On February 25th, ACCESS Health and bKash co-hosted a roundtable discussion with healthcare organizations in Dhaka on the finance challenges that patients face in accessing care, and how digital finance can be part of a solution.

 The discussion was far-reaching and led to a few insights:

  •  Healthcare organizations think of insurance as the primary, and sometimes only, solution to health financing challenges. When discussing healthcare financing challenges broadly, insurance emerges and re-emerges as a solution, despite very low uptake and trust in insurance in Bangladesh. Also, they said that when people see the word “insurance,” they immediately think of life insurance, which means talking about death and people don’t want to do that. So, they write off the idea of insurance before considering it.
  • When faced with specific health financing and accessibility challenges, which in this instance was maternity and newborn care, the ideation process and conversations veer toward creativity and are expansive in solutions-finding.

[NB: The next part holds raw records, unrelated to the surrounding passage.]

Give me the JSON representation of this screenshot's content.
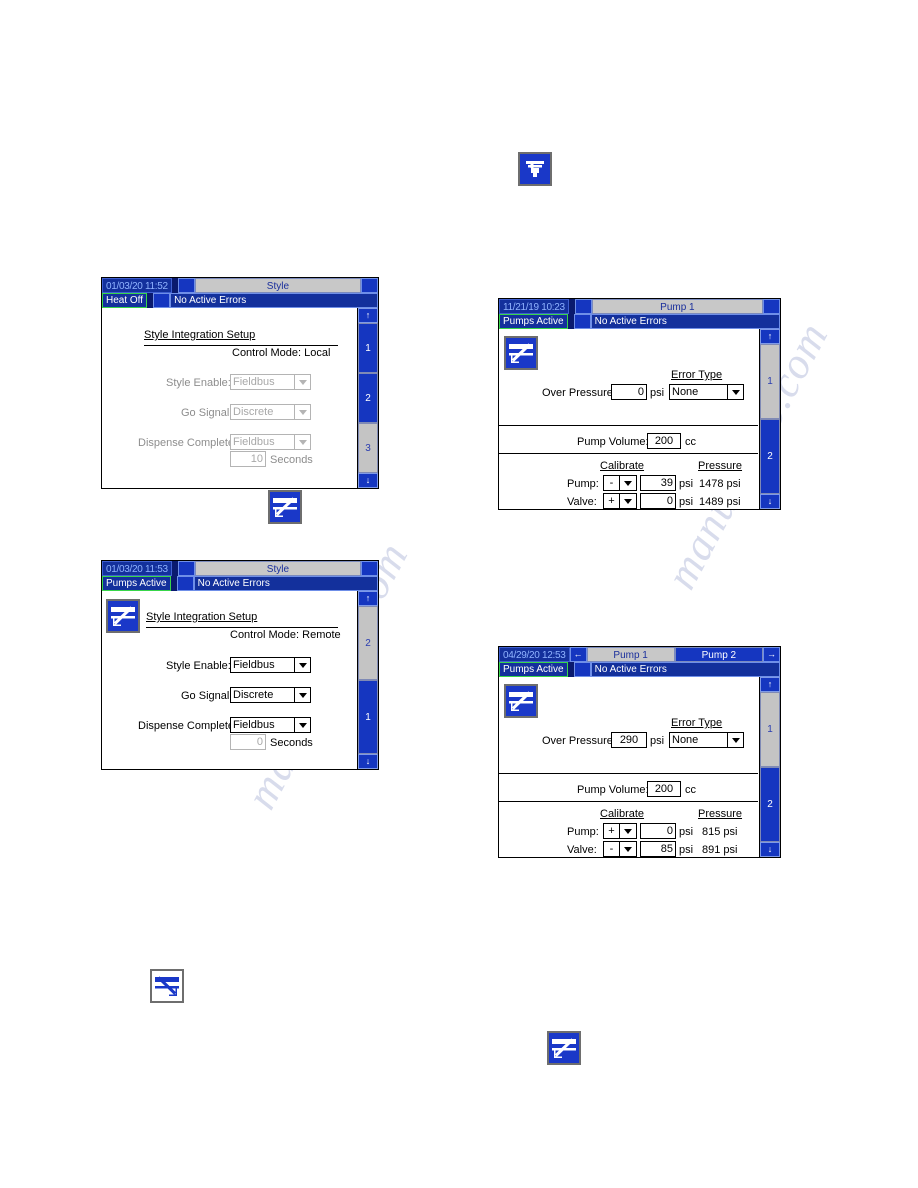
{
  "page": {
    "watermark": "manualslib.com"
  },
  "icons": {
    "applicator": {
      "name": "applicator-icon",
      "style": "filled"
    },
    "integration_filled": {
      "name": "integration-setup-icon",
      "style": "filled"
    },
    "integration_outline": {
      "name": "integration-setup-icon-outline",
      "style": "outline"
    }
  },
  "panels": [
    {
      "id": "style-local",
      "titlebar": {
        "clock": "01/03/20 11:52",
        "tabs": [
          {
            "label": "Style",
            "state": "active"
          }
        ],
        "left_arrow": "",
        "right_arrow": ""
      },
      "status": {
        "state": "Heat Off",
        "error": "No Active Errors"
      },
      "heading": "Style Integration Setup",
      "control_mode": "Control Mode: Local",
      "rows": [
        {
          "label": "Style Enable:",
          "value": "Fieldbus",
          "enabled": false
        },
        {
          "label": "Go Signal:",
          "value": "Discrete",
          "enabled": false
        },
        {
          "label": "Dispense Complete:",
          "value": "Fieldbus",
          "enabled": false
        }
      ],
      "seconds": {
        "value": "10",
        "unit": "Seconds",
        "enabled": false
      },
      "nav": {
        "up": "↑",
        "down": "↓",
        "pages": [
          {
            "label": "1",
            "selected": false
          },
          {
            "label": "2",
            "selected": false
          },
          {
            "label": "3",
            "selected": true
          }
        ]
      },
      "has_icon": false
    },
    {
      "id": "style-remote",
      "titlebar": {
        "clock": "01/03/20 11:53",
        "tabs": [
          {
            "label": "Style",
            "state": "active"
          }
        ],
        "left_arrow": "",
        "right_arrow": ""
      },
      "status": {
        "state": "Pumps Active",
        "error": "No Active Errors"
      },
      "heading": "Style Integration Setup",
      "control_mode": "Control Mode: Remote",
      "rows": [
        {
          "label": "Style Enable:",
          "value": "Fieldbus",
          "enabled": true
        },
        {
          "label": "Go Signal:",
          "value": "Discrete",
          "enabled": true
        },
        {
          "label": "Dispense Complete:",
          "value": "Fieldbus",
          "enabled": true
        }
      ],
      "seconds": {
        "value": "0",
        "unit": "Seconds",
        "enabled": false
      },
      "nav": {
        "up": "↑",
        "down": "↓",
        "pages": [
          {
            "label": "2",
            "selected": true
          },
          {
            "label": "1",
            "selected": false
          }
        ]
      },
      "has_icon": true
    },
    {
      "id": "pump1-view",
      "titlebar": {
        "clock": "11/21/19 10:23",
        "tabs": [
          {
            "label": "Pump 1",
            "state": "active"
          }
        ],
        "left_arrow": "",
        "right_arrow": ""
      },
      "status": {
        "state": "Pumps Active",
        "error": "No Active Errors"
      },
      "over_pressure": {
        "label": "Over Pressure:",
        "value": "0",
        "unit": "psi"
      },
      "error_type": {
        "label": "Error Type",
        "value": "None"
      },
      "pump_volume": {
        "label": "Pump Volume:",
        "value": "200",
        "unit": "cc"
      },
      "calibrate_header": "Calibrate",
      "pressure_header": "Pressure",
      "calibrate_rows": [
        {
          "label": "Pump:",
          "sign": "-",
          "value": "39",
          "unit": "psi",
          "pressure": "1478 psi"
        },
        {
          "label": "Valve:",
          "sign": "+",
          "value": "0",
          "unit": "psi",
          "pressure": "1489 psi"
        }
      ],
      "nav": {
        "up": "↑",
        "down": "↓",
        "pages": [
          {
            "label": "1",
            "selected": true
          },
          {
            "label": "2",
            "selected": false
          }
        ]
      },
      "has_icon": true
    },
    {
      "id": "pump1-edit",
      "titlebar": {
        "clock": "04/29/20 12:53",
        "tabs": [
          {
            "label": "Pump 1",
            "state": "active"
          },
          {
            "label": "Pump 2",
            "state": "inactive"
          }
        ],
        "left_arrow": "←",
        "right_arrow": "→"
      },
      "status": {
        "state": "Pumps Active",
        "error": "No Active Errors"
      },
      "over_pressure": {
        "label": "Over Pressure:",
        "value": "290",
        "unit": "psi"
      },
      "error_type": {
        "label": "Error Type",
        "value": "None"
      },
      "pump_volume": {
        "label": "Pump Volume:",
        "value": "200",
        "unit": "cc"
      },
      "calibrate_header": "Calibrate",
      "pressure_header": "Pressure",
      "calibrate_rows": [
        {
          "label": "Pump:",
          "sign": "+",
          "value": "0",
          "unit": "psi",
          "pressure": "815 psi"
        },
        {
          "label": "Valve:",
          "sign": "-",
          "value": "85",
          "unit": "psi",
          "pressure": "891 psi"
        }
      ],
      "nav": {
        "up": "↑",
        "down": "↓",
        "pages": [
          {
            "label": "1",
            "selected": true
          },
          {
            "label": "2",
            "selected": false
          }
        ]
      },
      "has_icon": true
    }
  ]
}
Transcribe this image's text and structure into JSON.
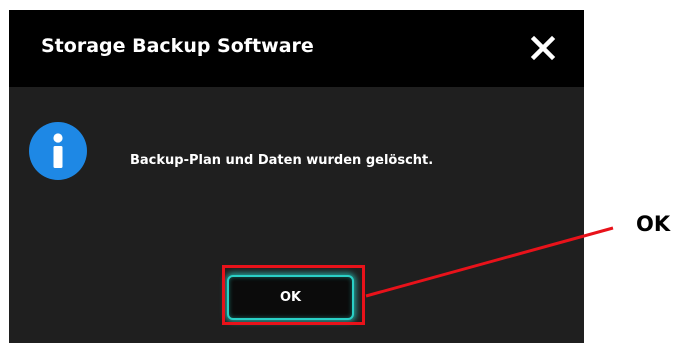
{
  "dialog": {
    "title": "Storage Backup Software",
    "close_icon": "close-icon",
    "info_icon": "info-icon",
    "message": "Backup-Plan und Daten wurden gelöscht.",
    "ok_label": "OK"
  },
  "annotation": {
    "label": "OK",
    "highlight_color": "#e8121a"
  },
  "colors": {
    "titlebar": "#000000",
    "dialog_body": "#1f1f1f",
    "info_icon": "#1e88e5",
    "button_glow": "#2ad0c6"
  }
}
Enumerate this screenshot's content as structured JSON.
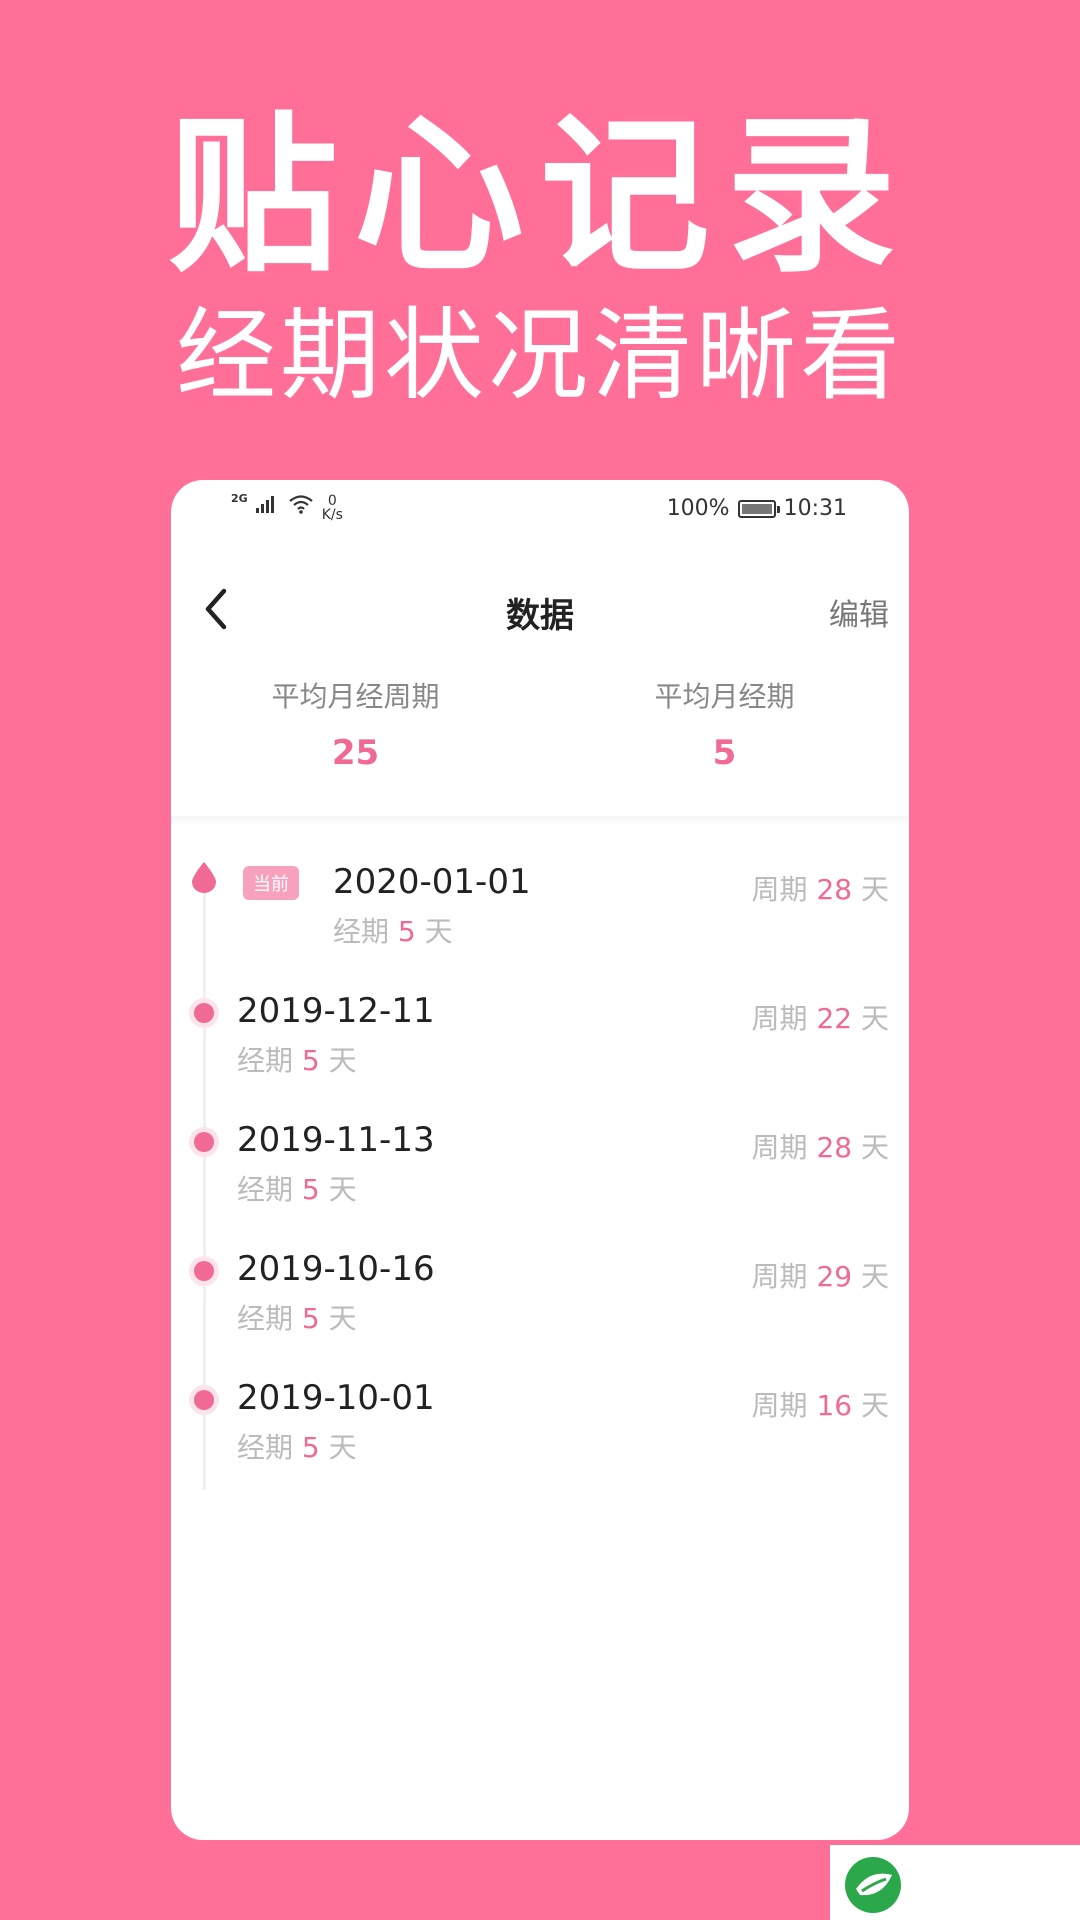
{
  "promo": {
    "headline": "贴心记录",
    "subhead": "经期状况清晰看"
  },
  "status_bar": {
    "network": "2G",
    "speed_value": "0",
    "speed_unit": "K/s",
    "battery": "100%",
    "time": "10:31"
  },
  "nav": {
    "title": "数据",
    "edit": "编辑"
  },
  "stats": {
    "avg_cycle_label": "平均月经周期",
    "avg_cycle_value": "25",
    "avg_period_label": "平均月经期",
    "avg_period_value": "5"
  },
  "labels": {
    "current": "当前",
    "period_prefix": "经期",
    "cycle_prefix": "周期",
    "day_unit": "天"
  },
  "records": [
    {
      "date": "2020-01-01",
      "period_days": "5",
      "cycle_days": "28"
    },
    {
      "date": "2019-12-11",
      "period_days": "5",
      "cycle_days": "22"
    },
    {
      "date": "2019-11-13",
      "period_days": "5",
      "cycle_days": "28"
    },
    {
      "date": "2019-10-16",
      "period_days": "5",
      "cycle_days": "29"
    },
    {
      "date": "2019-10-01",
      "period_days": "5",
      "cycle_days": "16"
    }
  ],
  "colors": {
    "background": "#FF6F98",
    "accent": "#F06A94",
    "badge": "#F7A1BC"
  }
}
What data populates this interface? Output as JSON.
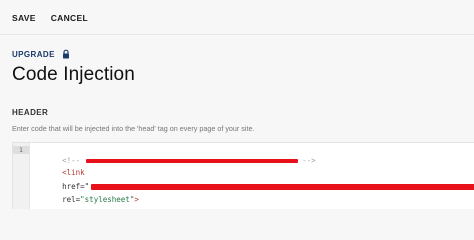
{
  "toolbar": {
    "save_label": "SAVE",
    "cancel_label": "CANCEL"
  },
  "upgrade": {
    "label": "UPGRADE",
    "icon": "lock-icon"
  },
  "page": {
    "title": "Code Injection"
  },
  "header_section": {
    "label": "HEADER",
    "help": "Enter code that will be injected into the 'head' tag on every page of your site."
  },
  "editor": {
    "line_numbers": [
      "1",
      "",
      "",
      "",
      ""
    ],
    "lines": {
      "comment_open": "<!--",
      "comment_close": "-->",
      "link_tag": "<link",
      "href_attr": "href=\"",
      "rel_attr": "rel=",
      "rel_value": "\"stylesheet\"",
      "close": ">"
    }
  },
  "colors": {
    "accent": "#1a3a6b",
    "redaction": "#e8111a"
  }
}
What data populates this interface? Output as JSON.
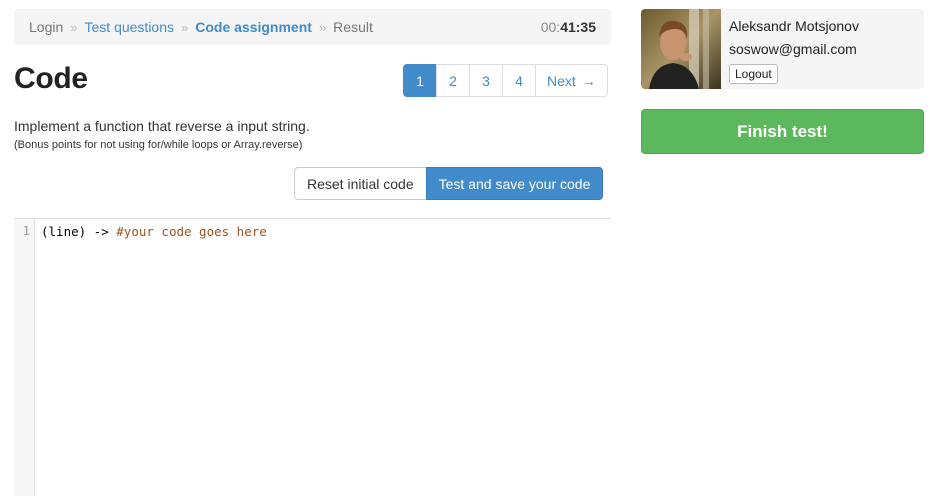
{
  "breadcrumb": {
    "items": [
      "Login",
      "Test questions",
      "Code assignment",
      "Result"
    ],
    "separator": "»"
  },
  "timer": {
    "prefix": "00:",
    "time": "41:35"
  },
  "page": {
    "title": "Code"
  },
  "pagination": {
    "pages": [
      "1",
      "2",
      "3",
      "4"
    ],
    "active": "1",
    "next_label": "Next",
    "next_icon": "→"
  },
  "task": {
    "description": "Implement a function that reverse a input string.",
    "note": "(Bonus points for not using for/while loops or Array.reverse)"
  },
  "actions": {
    "reset_label": "Reset initial code",
    "save_label": "Test and save your code"
  },
  "editor": {
    "line_number": "1",
    "code": "(line) -> ",
    "comment": "#your code goes here"
  },
  "user": {
    "name": "Aleksandr Motsjonov",
    "email": "soswow@gmail.com",
    "logout_label": "Logout"
  },
  "finish": {
    "label": "Finish test!"
  },
  "colors": {
    "primary": "#428bca",
    "success": "#5cb85c"
  }
}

It is important to define the health area rather than broad healthcare financing.
  • Translating health financing challenges into problem statements for the finance industry is a challenge but possible. What emerged through our roundtable discussion is that, while healthcare people speak in terms of therapeutic or disease areas, or as a set of healthcare challenges for a particular population (in this case pregnant low-income women), finance people see the opportunity in healthcare but need to speak in their own language. We need to collate epidemiological data across disease and therapeutic areas who face similar finance challenges in order to quantify the market opportunity in financial terms. A roundtable participant suggested that we organize future discussions around target groups or healthcare challenges (e.g. maternity care, NCDs, primary care, etc.) as a next step.
  • Having said that, finance solutions will still need to be integrated by healthcare challenge. Once a common digital finance platform is created or tailored for healthcare, it can become more powerful when combined with healthcare focus areas through packages of care. This brings a new proposal or query to light: how can digital finance present an opportunity for value based care models in the private sector?
  • For the purposes of ACCESS Health’s Fintech for Health initiative, it is good to have high level conversations but implementation will require finding and working with local partners who are patient centered and agile enough to partner with ecosystem partners. This will most likely be a startup who acts as an aggregator with traditional healthcare organizations and fintech partners.
  • Most of the development organizations are evolving their business models from donor funded and donor driven to sustainable business models that involve co-pays by the patient. These organizations are taking their expertise and research and turning it into a startup model, working with patients and catering care to what people are willing to pay for and the value that patients see in the products and services. It is an exciting time for development of the healthcare market in Bangladesh, as it is on the verge of reaching middle income status, donor funding is being scaled back, and the tech talent is continuing to grow.